Referencing a previous summit in Wales, United Kingdom, Stoltenberg highlighted that “one of several important decisions we made in Wales was that we declared that a cyber-attack can also trigger collected defence, article five response. And that is the very clear message that we provide, is that a cyber-attack can be as serious as a more conventional attack.”

He also emphasized a more active cyber policy should be a focus of the organization leading up to the next NATO summit, planned for Warsaw, Poland in 2016.

Stoltenberg highlighted that the alliance needs to both deter and defend against hybrid attacks, including cyber.

“Cyber is extremely important as part of the strategy which we are developing against hybrid warfare.”

NATO not only needs to further develop its cyber capabilities but it also neesds to exercise more. “And I visited the largest exercise we have ever had in NATO on cyber some weeks ago and, or some months ago, just before Christmas, and that’s also part of the responsibilities of Allied Command Transformation, to develop and to, and to do exercises which we need to be able to also face the threats we are facing in cyber,” Stoltenberg said in a press conference following his speech.

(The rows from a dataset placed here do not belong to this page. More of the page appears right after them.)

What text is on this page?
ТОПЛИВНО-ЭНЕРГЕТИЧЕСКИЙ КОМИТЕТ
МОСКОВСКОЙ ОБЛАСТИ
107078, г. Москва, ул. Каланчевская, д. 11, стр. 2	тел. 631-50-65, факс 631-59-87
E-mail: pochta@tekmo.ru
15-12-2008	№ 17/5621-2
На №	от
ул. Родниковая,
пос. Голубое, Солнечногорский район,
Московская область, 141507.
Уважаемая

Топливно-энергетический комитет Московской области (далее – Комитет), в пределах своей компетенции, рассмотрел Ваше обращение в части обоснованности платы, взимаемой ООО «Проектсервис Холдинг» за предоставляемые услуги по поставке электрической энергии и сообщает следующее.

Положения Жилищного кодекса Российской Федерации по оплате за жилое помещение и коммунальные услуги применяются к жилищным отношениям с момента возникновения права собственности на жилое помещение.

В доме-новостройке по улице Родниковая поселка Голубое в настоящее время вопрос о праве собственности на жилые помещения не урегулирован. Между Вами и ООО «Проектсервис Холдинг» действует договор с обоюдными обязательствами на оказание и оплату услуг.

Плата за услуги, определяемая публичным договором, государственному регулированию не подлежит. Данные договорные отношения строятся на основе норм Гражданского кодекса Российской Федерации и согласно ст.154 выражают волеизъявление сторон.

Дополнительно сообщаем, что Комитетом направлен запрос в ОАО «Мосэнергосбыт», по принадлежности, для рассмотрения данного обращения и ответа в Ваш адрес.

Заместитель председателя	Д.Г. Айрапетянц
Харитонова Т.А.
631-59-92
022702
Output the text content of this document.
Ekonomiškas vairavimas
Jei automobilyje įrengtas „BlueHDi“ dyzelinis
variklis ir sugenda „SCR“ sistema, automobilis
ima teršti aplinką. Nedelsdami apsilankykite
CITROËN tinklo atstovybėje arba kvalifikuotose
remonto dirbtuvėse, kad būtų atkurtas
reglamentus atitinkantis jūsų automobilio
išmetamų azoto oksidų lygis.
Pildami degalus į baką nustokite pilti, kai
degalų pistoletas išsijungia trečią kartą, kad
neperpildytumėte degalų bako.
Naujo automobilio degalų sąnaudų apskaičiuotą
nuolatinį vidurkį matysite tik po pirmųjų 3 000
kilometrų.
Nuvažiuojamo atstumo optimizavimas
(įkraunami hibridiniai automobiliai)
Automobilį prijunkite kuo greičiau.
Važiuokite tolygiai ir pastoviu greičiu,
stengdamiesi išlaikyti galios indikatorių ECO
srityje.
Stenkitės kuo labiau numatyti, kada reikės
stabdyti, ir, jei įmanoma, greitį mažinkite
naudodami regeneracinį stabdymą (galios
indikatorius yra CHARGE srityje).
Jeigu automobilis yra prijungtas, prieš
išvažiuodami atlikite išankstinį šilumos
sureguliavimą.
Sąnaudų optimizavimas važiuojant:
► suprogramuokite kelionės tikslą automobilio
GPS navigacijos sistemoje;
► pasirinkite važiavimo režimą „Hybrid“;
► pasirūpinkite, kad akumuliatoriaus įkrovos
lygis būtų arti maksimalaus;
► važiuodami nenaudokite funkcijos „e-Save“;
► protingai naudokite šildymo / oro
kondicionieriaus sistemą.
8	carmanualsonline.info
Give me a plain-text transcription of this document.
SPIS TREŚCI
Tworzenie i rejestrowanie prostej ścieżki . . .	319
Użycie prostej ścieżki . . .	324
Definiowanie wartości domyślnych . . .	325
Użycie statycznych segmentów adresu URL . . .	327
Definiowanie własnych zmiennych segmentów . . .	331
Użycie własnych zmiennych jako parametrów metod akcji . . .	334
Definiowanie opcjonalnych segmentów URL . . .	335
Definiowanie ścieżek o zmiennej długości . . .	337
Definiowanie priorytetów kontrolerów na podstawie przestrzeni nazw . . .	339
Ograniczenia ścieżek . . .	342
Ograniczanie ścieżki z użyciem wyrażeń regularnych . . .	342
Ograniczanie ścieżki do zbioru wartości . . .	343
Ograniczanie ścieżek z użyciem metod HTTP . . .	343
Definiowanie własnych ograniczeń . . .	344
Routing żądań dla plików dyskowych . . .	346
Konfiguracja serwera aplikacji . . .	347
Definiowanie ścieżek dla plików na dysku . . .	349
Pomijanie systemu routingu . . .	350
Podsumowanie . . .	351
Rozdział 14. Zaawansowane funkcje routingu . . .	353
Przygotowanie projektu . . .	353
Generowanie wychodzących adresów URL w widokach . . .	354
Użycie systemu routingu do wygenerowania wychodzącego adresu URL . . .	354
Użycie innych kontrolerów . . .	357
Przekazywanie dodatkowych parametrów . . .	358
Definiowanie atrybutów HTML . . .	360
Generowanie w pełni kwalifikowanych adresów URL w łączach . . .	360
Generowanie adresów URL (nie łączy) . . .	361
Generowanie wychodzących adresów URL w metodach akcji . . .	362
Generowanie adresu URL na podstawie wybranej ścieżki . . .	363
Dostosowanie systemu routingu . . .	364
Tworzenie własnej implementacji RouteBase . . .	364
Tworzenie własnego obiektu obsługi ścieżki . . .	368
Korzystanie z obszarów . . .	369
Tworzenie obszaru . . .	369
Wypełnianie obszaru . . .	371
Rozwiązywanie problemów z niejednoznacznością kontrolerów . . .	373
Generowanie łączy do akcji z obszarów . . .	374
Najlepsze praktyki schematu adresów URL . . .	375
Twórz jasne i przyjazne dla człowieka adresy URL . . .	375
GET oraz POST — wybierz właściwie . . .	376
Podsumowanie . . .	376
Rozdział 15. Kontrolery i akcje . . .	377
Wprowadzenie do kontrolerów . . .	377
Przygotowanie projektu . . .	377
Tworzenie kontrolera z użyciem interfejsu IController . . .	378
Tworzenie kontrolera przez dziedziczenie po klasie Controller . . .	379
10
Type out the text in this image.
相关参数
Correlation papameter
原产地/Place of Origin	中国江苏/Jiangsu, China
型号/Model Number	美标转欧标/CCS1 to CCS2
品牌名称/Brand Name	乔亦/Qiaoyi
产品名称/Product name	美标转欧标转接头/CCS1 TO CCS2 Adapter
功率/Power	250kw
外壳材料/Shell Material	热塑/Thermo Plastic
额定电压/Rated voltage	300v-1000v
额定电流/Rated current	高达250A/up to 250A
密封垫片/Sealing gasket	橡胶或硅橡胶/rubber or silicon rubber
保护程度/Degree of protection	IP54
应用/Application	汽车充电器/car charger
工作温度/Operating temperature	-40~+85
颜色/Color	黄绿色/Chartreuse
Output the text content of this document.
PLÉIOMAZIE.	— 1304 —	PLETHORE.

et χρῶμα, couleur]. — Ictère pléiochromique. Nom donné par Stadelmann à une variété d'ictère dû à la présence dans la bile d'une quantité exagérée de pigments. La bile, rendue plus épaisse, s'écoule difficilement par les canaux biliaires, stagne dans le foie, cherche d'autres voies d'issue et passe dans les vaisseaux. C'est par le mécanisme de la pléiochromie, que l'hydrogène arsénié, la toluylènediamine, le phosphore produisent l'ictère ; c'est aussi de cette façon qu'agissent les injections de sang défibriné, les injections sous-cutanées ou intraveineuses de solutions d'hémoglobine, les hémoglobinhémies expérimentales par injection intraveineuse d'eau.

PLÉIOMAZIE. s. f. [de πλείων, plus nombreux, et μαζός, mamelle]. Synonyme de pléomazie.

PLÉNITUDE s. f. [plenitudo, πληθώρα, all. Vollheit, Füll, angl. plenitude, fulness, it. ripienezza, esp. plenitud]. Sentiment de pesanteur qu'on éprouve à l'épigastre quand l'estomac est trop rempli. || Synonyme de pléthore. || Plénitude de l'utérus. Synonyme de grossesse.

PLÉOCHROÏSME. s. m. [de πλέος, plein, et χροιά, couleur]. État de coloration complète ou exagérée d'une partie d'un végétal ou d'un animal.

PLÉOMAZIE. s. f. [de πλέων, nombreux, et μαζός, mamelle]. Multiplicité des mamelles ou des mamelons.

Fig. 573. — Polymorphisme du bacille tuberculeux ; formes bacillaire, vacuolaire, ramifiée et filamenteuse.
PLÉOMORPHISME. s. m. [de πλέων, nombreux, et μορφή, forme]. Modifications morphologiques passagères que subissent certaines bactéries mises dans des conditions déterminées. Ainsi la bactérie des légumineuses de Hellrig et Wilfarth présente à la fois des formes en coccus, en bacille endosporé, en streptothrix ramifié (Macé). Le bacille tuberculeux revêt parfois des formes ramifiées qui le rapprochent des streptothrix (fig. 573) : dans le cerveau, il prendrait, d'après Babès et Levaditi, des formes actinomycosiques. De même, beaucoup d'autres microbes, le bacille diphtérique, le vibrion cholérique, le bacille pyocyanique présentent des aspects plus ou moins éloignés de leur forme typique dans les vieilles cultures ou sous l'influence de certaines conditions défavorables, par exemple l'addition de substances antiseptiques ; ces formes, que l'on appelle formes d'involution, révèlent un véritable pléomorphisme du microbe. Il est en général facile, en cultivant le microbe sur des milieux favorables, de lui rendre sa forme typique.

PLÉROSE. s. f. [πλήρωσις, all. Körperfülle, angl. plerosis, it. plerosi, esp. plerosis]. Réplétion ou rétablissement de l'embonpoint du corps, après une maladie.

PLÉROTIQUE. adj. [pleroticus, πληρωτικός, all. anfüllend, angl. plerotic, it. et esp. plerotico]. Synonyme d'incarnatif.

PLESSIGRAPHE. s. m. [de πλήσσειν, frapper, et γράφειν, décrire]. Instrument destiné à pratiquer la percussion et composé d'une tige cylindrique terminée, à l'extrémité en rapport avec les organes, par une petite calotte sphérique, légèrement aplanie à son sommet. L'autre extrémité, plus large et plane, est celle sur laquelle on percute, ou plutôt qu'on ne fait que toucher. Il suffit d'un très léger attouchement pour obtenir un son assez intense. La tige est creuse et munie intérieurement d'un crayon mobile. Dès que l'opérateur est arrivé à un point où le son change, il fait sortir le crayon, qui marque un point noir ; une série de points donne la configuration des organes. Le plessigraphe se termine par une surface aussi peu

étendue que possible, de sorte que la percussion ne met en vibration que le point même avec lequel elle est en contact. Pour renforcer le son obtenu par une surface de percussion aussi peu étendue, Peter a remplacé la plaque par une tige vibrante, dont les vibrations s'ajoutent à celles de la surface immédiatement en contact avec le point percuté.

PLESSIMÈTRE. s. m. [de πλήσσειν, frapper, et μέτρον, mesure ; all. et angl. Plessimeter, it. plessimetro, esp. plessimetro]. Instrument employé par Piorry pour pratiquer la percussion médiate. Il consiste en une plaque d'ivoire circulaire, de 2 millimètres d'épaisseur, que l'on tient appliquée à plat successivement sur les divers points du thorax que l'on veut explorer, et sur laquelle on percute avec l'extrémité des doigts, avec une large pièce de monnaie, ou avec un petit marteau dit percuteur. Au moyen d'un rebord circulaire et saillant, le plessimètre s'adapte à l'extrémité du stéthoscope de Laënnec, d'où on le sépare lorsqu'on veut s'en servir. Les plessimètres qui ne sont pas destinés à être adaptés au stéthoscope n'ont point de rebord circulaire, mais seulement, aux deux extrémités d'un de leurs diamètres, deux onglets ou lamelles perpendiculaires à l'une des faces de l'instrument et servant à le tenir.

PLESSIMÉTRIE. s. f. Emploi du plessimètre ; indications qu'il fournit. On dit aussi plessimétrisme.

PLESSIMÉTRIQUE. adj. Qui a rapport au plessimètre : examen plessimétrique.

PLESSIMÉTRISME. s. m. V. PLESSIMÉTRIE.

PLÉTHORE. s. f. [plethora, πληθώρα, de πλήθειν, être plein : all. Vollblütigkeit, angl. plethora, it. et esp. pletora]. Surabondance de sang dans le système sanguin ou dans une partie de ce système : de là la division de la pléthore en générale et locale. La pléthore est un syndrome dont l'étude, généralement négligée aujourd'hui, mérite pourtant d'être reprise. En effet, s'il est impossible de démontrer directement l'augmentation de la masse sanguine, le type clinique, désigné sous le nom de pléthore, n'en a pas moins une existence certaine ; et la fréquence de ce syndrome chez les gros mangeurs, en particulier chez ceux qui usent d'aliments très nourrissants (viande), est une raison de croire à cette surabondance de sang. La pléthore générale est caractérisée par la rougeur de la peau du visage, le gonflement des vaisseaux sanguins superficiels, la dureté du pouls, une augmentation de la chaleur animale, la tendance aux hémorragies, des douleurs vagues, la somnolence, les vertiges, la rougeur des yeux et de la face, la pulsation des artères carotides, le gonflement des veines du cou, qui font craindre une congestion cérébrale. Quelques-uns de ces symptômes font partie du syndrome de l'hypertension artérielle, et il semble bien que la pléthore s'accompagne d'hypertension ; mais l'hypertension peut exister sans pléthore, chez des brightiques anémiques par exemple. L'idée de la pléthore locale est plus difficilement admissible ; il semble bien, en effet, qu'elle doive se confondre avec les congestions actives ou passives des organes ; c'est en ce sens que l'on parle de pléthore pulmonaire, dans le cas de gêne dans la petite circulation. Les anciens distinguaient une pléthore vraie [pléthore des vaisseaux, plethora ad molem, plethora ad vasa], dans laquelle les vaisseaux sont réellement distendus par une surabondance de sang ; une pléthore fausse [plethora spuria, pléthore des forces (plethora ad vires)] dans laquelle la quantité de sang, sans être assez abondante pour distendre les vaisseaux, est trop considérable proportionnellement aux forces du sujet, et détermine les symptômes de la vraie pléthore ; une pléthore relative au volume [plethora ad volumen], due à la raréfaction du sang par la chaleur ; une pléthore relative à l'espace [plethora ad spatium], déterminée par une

Stoltenberg first stated that a cyber threat could trigger an Article 5 response on the week of March 16.

In response to a panel question asking if a “disabling” cyber attack could trigger an Article 5 request, he said “So the basic message is that NATO is ready to defend all allies against any threat and that one…that an attack on one ally is an attack on all 28. Then we see that the world is changing and therefore, for instance, we are addressing both hybrid, as I mentioned, but also cyber-threats.”

“Any attack on any ally is something that we are responding to, because are defending all allies against any kind of attack. And then of course we will address any kind of attack,” Stoltenberg said at the German Marshall Fund’s Brussels Forum on March 20.